Here is the meaning and significance behind some of those traditions.
Twos are better than one
A conscious effort is made to have an even number of dishes on the table at Chinese New Year, which typically begins on the occasion's eve.
The belief is that good things come in pairs and odd numbers signify death.
"Number eight, number 12 — as long as it's a round number it's nice," explained Lee Man a food critic and cultural guide. "Number seven is the one to avoid."
Like 13, it's considered unlucky.
And order lots because the goal is to reflect the hope for an overabundance of food and blessings for the upcoming year.
What to eat
Popular Cantonese-style dishes at Chinese New Year are ones that have auspicious names.
A variation of braised dried oysters, sea moss, and pig's tongue, or fat choy ho see sun lei, is a common choice.
"It actually means money, enterprise, and everything coming easily to you all year so whatever you try out will be a success," says Man.
Oysters are also desirable because they resemble ancient gold nuggets known as sycee.
Watch CBC's Lien Yeung and food critic Lee Man look at what makes up a Chinese New Year feast:
At home, many families will steam fish and chicken but they're always served whole, says Man, to represent togetherness.
The heads and tails are left on because "beak-to-tail means good beginning and good endings."
If you've got nautical roots, don't turn the fish over even after you've removed the bones to ward off any suggestion of a boat capsizing.
Those who are pious tend to go vegetarian on New Year's Day.
But even then, dishes like bamboo pith-wrapped enoki mushrooms and egg white pockets or Buddha's veggie feast are filled with references for prosperity.
"Even though you're vegetarian, you're pure of heart, you still want money," says Man. "Those little packets represent old fashioned coin purses."
On the second day of the New Year, many families feast again.
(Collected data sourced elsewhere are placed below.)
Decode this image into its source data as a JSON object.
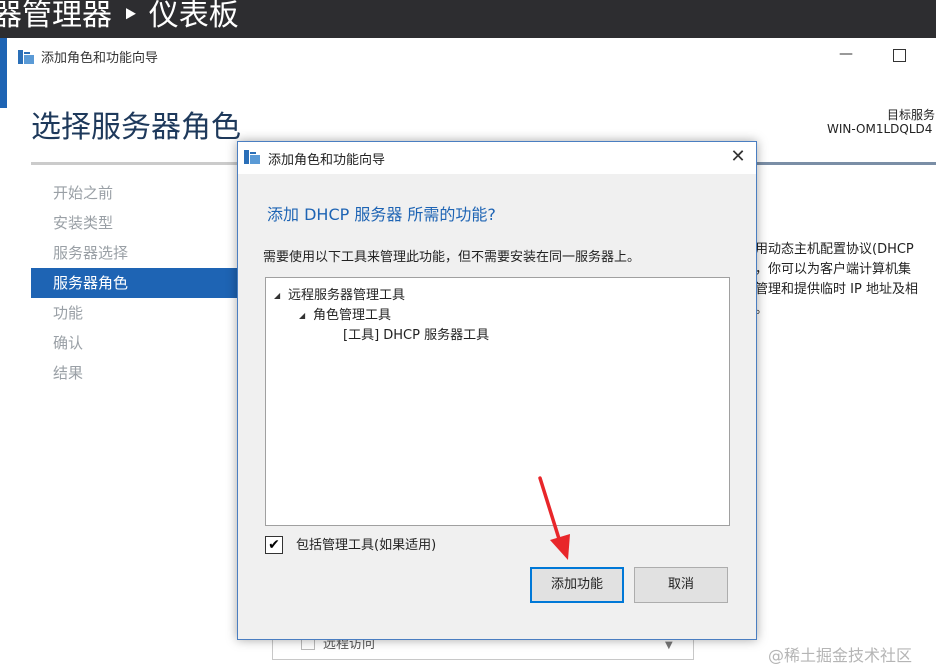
{
  "server_manager": {
    "title": "器管理器 ‣ 仪表板"
  },
  "wizard": {
    "window_title": "添加角色和功能向导",
    "page_heading": "选择服务器角色",
    "target_label": "目标服务",
    "target_server": "WIN-OM1LDQLD4",
    "steps": [
      {
        "label": "开始之前"
      },
      {
        "label": "安装类型"
      },
      {
        "label": "服务器选择"
      },
      {
        "label": "服务器角色"
      },
      {
        "label": "功能"
      },
      {
        "label": "确认"
      },
      {
        "label": "结果"
      }
    ],
    "active_step": 3,
    "description_lines": [
      "用动态主机配置协议(DHCP",
      "，你可以为客户端计算机集",
      "管理和提供临时 IP 地址及相",
      "。"
    ],
    "bottom_list_item": "远程访问"
  },
  "dialog": {
    "title": "添加角色和功能向导",
    "heading": "添加 DHCP 服务器 所需的功能?",
    "description": "需要使用以下工具来管理此功能，但不需要安装在同一服务器上。",
    "tree": [
      {
        "label": "远程服务器管理工具",
        "expanded": true
      },
      {
        "label": "角色管理工具",
        "expanded": true
      },
      {
        "label": "[工具] DHCP 服务器工具"
      }
    ],
    "include_tools_label": "包括管理工具(如果适用)",
    "include_tools_checked": true,
    "add_button": "添加功能",
    "cancel_button": "取消"
  },
  "watermark": "@稀土掘金技术社区",
  "colors": {
    "accent": "#1e64b4",
    "titlebar": "#2d2d30",
    "arrow": "#e8262a"
  }
}
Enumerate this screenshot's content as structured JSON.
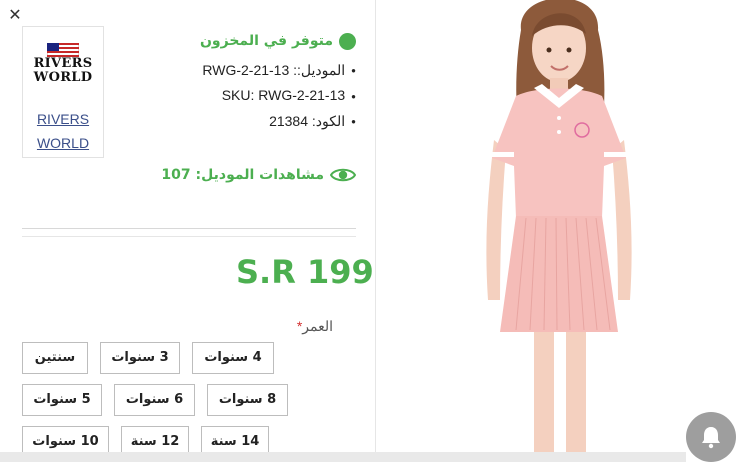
{
  "brand": {
    "logo_line1": "RIVERS",
    "logo_line2": "WORLD",
    "link_line1": "RIVERS",
    "link_line2": "WORLD"
  },
  "stock": {
    "label": "متوفر في المخزون",
    "color": "#4caf50"
  },
  "details": {
    "model": "الموديل:: RWG-2-21-13",
    "sku": "SKU: RWG-2-21-13",
    "code": "الكود: 21384"
  },
  "views": {
    "label": "مشاهدات الموديل: 107"
  },
  "price": {
    "value": "S.R 199"
  },
  "age": {
    "label": "العمر",
    "required_mark": "*",
    "options": [
      "سنتين",
      "3 سنوات",
      "4 سنوات",
      "5 سنوات",
      "6 سنوات",
      "8 سنوات",
      "10 سنوات",
      "12 سنة",
      "14 سنة"
    ]
  },
  "icons": {
    "close": "close-icon",
    "eye": "eye-icon",
    "bell": "bell-icon",
    "flag": "flag-icon"
  },
  "colors": {
    "accent": "#4caf50",
    "required": "#d32f2f",
    "dress": "#f7c3c0"
  }
}
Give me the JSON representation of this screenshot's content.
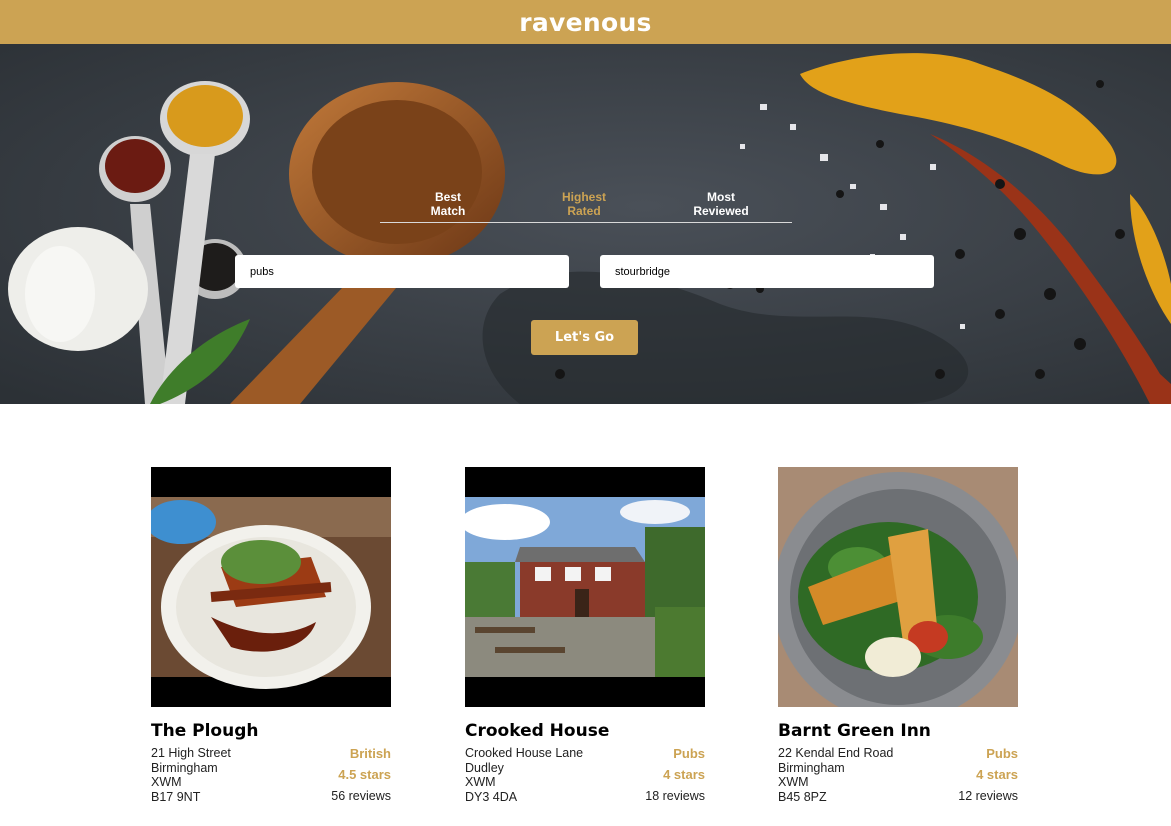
{
  "app": {
    "title": "ravenous"
  },
  "sort_options": [
    {
      "label": "Best\nMatch",
      "active": false
    },
    {
      "label": "Highest\nRated",
      "active": true
    },
    {
      "label": "Most\nReviewed",
      "active": false
    }
  ],
  "search": {
    "term_value": "pubs",
    "location_value": "stourbridge",
    "submit_label": "Let's Go"
  },
  "colors": {
    "brand": "#cca353",
    "hero_bg": "#3b4148"
  },
  "businesses": [
    {
      "name": "The Plough",
      "address": [
        "21 High Street",
        "Birmingham",
        "XWM",
        "B17 9NT"
      ],
      "category": "British",
      "rating": "4.5 stars",
      "reviews": "56 reviews"
    },
    {
      "name": "Crooked House",
      "address": [
        "Crooked House Lane",
        "Dudley",
        "XWM",
        "DY3 4DA"
      ],
      "category": "Pubs",
      "rating": "4 stars",
      "reviews": "18 reviews"
    },
    {
      "name": "Barnt Green Inn",
      "address": [
        "22 Kendal End Road",
        "Birmingham",
        "XWM",
        "B45 8PZ"
      ],
      "category": "Pubs",
      "rating": "4 stars",
      "reviews": "12 reviews"
    }
  ]
}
But dinner happens after making an offering of gratitude for the previous year to Buddha, the money god or ancestors.
Roasted pork is commonly used for the ritual but hand-roasted suckling pig that's been rubbed in spices and sauces is an extravagant alternative.
For dessert, sweet and sticky year cake, is served typically only during this time of year.
Made from glutinous rice flour, the name leen goh offers the promise of reaching heights.
What to avoid
To ensure an auspicious New Year, there are specific dishes that most families tend to avoid.
Man says they never order squash.
"Because squash, or gwa, sounds like death," he says.
Squid and crab are also foods to stay away from. Stir-fried squid is slang for getting fired.
When it comes to crab, the Cantonese pronunciation sounds too much like a depressing sigh of exasperation — hai.
None of these are rules though, every family celebrates and honours the tradition in different ways.
What is universal, is the hope for good health and wealth for all.